Michael Suiter got a hit and came around to slide in for the tying run when first baseman Trey Vavra dumped a single to right field. Vavra, incidentally, is the son of Twins base coach Joe Vavra. The split season in the Northwoods League gave all the teams a fresh start, although the Huskies were also freed from a system of alternating winning and losing streaks. They’ve played better and more consistent baseball in the second half, and are definitely a contender in their division.
Not only that, but the hot dogs are good at Wade, and some of the between-innings gimmicks are fun. I do wonder, however, in this Great White North country, how anybody could take a recording of wolves howling and play it as though it’s the sound of Huskies! Please...take a recorder out and catch the start of the John Beargrease Sled Dog marathon, then we’d have a truly unique and accurate sound of a sled-dog team of huskies at their finest.
TWINS REPRESENTED
WELL AT ALL-STAR GAME
Along with Joe Mauer, who batted eighth and delivered a customary line drive hit, and Perkins, the Twins were represented by no fewer than eight former Twins in All-Star guise of some sort. Designated hitter David Ortiz of the Red Sox, shortstop J.J. Hardy of Baltimore, and Michael Cuddyer of Colorado all started the game and all are former Twins.
So are Torii Hunter of Detroit, closer Nathan of Texas, Milwaukee center fielder Carlos Gomez.
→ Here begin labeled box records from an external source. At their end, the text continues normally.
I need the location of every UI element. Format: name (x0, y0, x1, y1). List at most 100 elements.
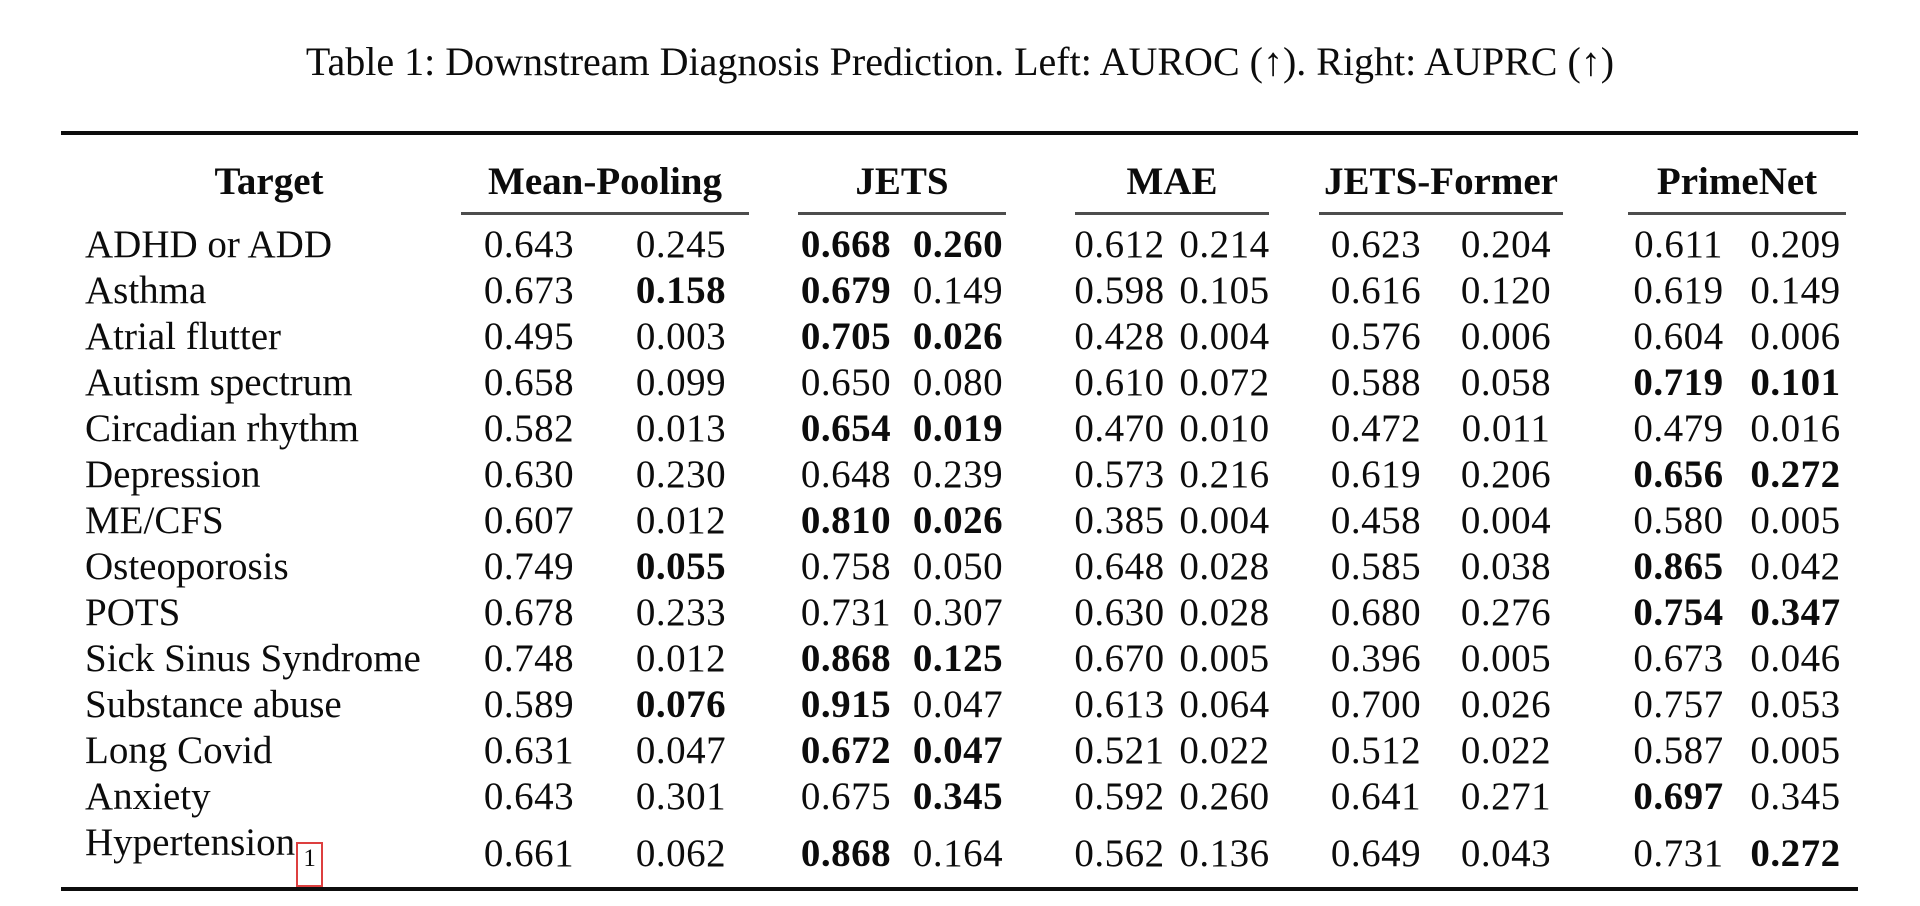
metric-value: 0.012 (635, 499, 727, 542)
column-spacer (1014, 452, 1067, 498)
metric-value: 0.670 (1074, 637, 1165, 680)
column-spacer (1277, 314, 1311, 360)
metric-value: 0.592 (1074, 775, 1165, 818)
column-spacer (1014, 135, 1067, 204)
column-spacer (1854, 406, 1858, 452)
column-spacer (1571, 544, 1620, 590)
metric-value: 0.631 (483, 729, 575, 772)
column-spacer (1277, 820, 1311, 887)
metric-value: 0.607 (483, 499, 575, 542)
column-spacer (1854, 820, 1858, 887)
metric-value: 0.010 (1179, 407, 1270, 450)
group-underline-cell (790, 204, 1014, 222)
row-target: Atrial flutter (85, 315, 282, 358)
metric-value: 0.058 (1460, 361, 1552, 404)
column-spacer (1014, 360, 1067, 406)
metric-value: 0.573 (1074, 453, 1165, 496)
column-spacer (757, 820, 790, 887)
row-target: Substance abuse (85, 683, 342, 726)
metric-value: 0.731 (1633, 831, 1724, 875)
column-header-jets-former: JETS-Former (1324, 160, 1558, 203)
metric-value: 0.062 (635, 831, 727, 875)
metric-value: 0.101 (1750, 361, 1841, 404)
column-header-target: Target (214, 160, 324, 203)
metric-value: 0.428 (1074, 315, 1165, 358)
metric-value: 0.700 (1330, 683, 1422, 726)
metric-value: 0.120 (1460, 269, 1552, 312)
row-target: Asthma (85, 269, 207, 312)
metric-value: 0.064 (1179, 683, 1270, 726)
column-spacer (1571, 360, 1620, 406)
column-spacer (757, 452, 790, 498)
metric-value: 0.673 (1633, 637, 1724, 680)
row-target: ADHD or ADD (85, 223, 332, 266)
group-underline-rule (461, 212, 750, 215)
metric-value: 0.245 (635, 223, 727, 266)
metric-value: 0.562 (1074, 831, 1165, 875)
metric-value: 0.589 (483, 683, 575, 726)
metric-value: 0.012 (635, 637, 727, 680)
metric-value: 0.678 (483, 591, 575, 634)
metric-value: 0.022 (1460, 729, 1552, 772)
table-row: Hypertension 1 0.661 0.062 0.868 0.164 0.562 0.… (61, 820, 1858, 887)
metric-value: 0.757 (1633, 683, 1724, 726)
metric-value: 0.697 (1633, 775, 1724, 818)
results-table: Target Mean-Pooling JETS MAE JETS-Former… (61, 131, 1859, 891)
metric-value: 0.868 (800, 637, 892, 680)
metric-value: 0.046 (1750, 637, 1841, 680)
column-spacer (757, 268, 790, 314)
column-spacer (1854, 498, 1858, 544)
column-spacer (1571, 268, 1620, 314)
metric-value: 0.611 (1634, 223, 1723, 266)
row-target: Depression (85, 453, 261, 496)
group-underline-cell (1067, 204, 1277, 222)
results-table-body: ADHD or ADD 0.643 0.245 0.668 0.260 0.612 0.21… (61, 222, 1858, 887)
column-spacer (1854, 774, 1858, 820)
column-spacer (1277, 406, 1311, 452)
footnote-ref-link[interactable]: 1 (296, 842, 324, 887)
metric-value: 0.648 (1074, 545, 1165, 588)
metric-value: 0.006 (1460, 315, 1552, 358)
column-header-jets: JETS (855, 160, 949, 203)
metric-value: 0.038 (1460, 545, 1552, 588)
column-spacer (1571, 406, 1620, 452)
column-spacer (1854, 204, 1858, 222)
metric-value: 0.026 (912, 315, 1004, 358)
column-spacer (757, 590, 790, 636)
column-spacer (1854, 544, 1858, 590)
column-spacer (1571, 498, 1620, 544)
column-spacer (61, 204, 453, 222)
metric-value: 0.026 (912, 499, 1004, 542)
metric-value: 0.345 (912, 775, 1004, 818)
metric-value: 0.125 (912, 637, 1004, 680)
metric-value: 0.005 (1179, 637, 1270, 680)
column-spacer (1014, 268, 1067, 314)
metric-value: 0.006 (1750, 315, 1841, 358)
metric-value: 0.005 (1750, 729, 1841, 772)
metric-value: 0.479 (1633, 407, 1724, 450)
column-spacer (1277, 774, 1311, 820)
metric-value: 0.026 (1460, 683, 1552, 726)
table-row: Anxiety 0.643 0.301 0.675 0.345 0.592 0.260 0.6… (61, 774, 1858, 820)
header-underline-row (61, 204, 1858, 222)
column-spacer (1277, 452, 1311, 498)
column-spacer (1571, 774, 1620, 820)
table-caption: Table 1: Downstream Diagnosis Prediction… (305, 39, 1615, 84)
metric-value: 0.661 (483, 831, 575, 875)
row-target: Hypertension 1 (61, 820, 453, 887)
metric-value: 0.105 (1179, 269, 1270, 312)
metric-value: 0.604 (1633, 315, 1724, 358)
metric-value: 0.004 (1179, 315, 1270, 358)
metric-value: 0.013 (635, 407, 727, 450)
row-target: Osteoporosis (85, 545, 289, 588)
metric-value: 0.209 (1750, 223, 1841, 266)
metric-value: 0.623 (1330, 223, 1422, 266)
column-spacer (1854, 222, 1858, 268)
metric-value: 0.276 (1460, 591, 1552, 634)
metric-value: 0.649 (1330, 831, 1422, 875)
metric-value: 0.206 (1460, 453, 1552, 496)
column-spacer (1854, 360, 1858, 406)
metric-value: 0.758 (800, 545, 892, 588)
metric-value: 0.164 (912, 831, 1004, 875)
column-spacer (1571, 222, 1620, 268)
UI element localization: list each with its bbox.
Jesse Crain, another former Twins reliever, made the team but was scratched with an injury, and yet another ex-Twin pitcher, Grant Balfour of Oakland, was a late addition when A’s teammate Bartolo Colon couldn’t make it.
When you line them all up, along with other ex-Twins such as Ben Revere, Denard Span, Francisco Liriano, Kyle Lohse, Matt Garza, and Johan Santana -- among others - you see the makings of a roster that would not only be competitive, but might be dominant if reassembled. Such are the problems with free agency, when players can run off from multi-million-dollar contracts for greater millions elsewhere, forcing trades or simply leaving by free agency.
It also is a commentary on the idiotic suggestion in the Twin Cities media that manager Ron Gardenhire should be released, or fired, or encouraged to quit as Twins manager. Gardenhire loves his job, loves the game, and is the perfect guide for a youthful and rebuilding group of players that might grow up to properly complement Joe Mauer, Justin Morneau and the rest. There was even some grumbling when Gardenhire decided it would be best for a couple of top prospects, Chris Parmalee and Oswaldo Arcia, to spend the All-Star break going down to AAA Rochester and play four more games. Both of them have shown flashes of brilliance, but recently they have been striking out a lot. So what could be better than going down and playing hard, but getting their rhythm back.
Gardenhire is not the problem with the Twins. The Twins are the problem with the Twins. They have a few young players who have been bright spots, better than we expected. But not enough of them have been good enough lately. After the Twins lost that 4-3 13-inning game at Tampa Bay, striking out 19 times in the process to tie an all-time franchise record, they then fanned 13 times, then 12, 11, and 14 times, for a total of 69 strikeouts in five games. That’s an average of 14 a game, which is incredible.
But here’s the bizarre part: After falling into what appeared to be a deep crevasse of hopelessness, inspiring all those Twin Cities “experts” to rant about changes and Gardenhire, and hopelessness, the Twins won 4-1 at Yankee Stadium while striking out those 11 times, and they won again, 10-4, in the final game before the All-Star break, while striking out 14 more times. So yes, things look hopeless. But when you’re in the game as deeply as Gardenhire is, the half-full glass means the Twins will start the second half of the season on a two-game winning streak.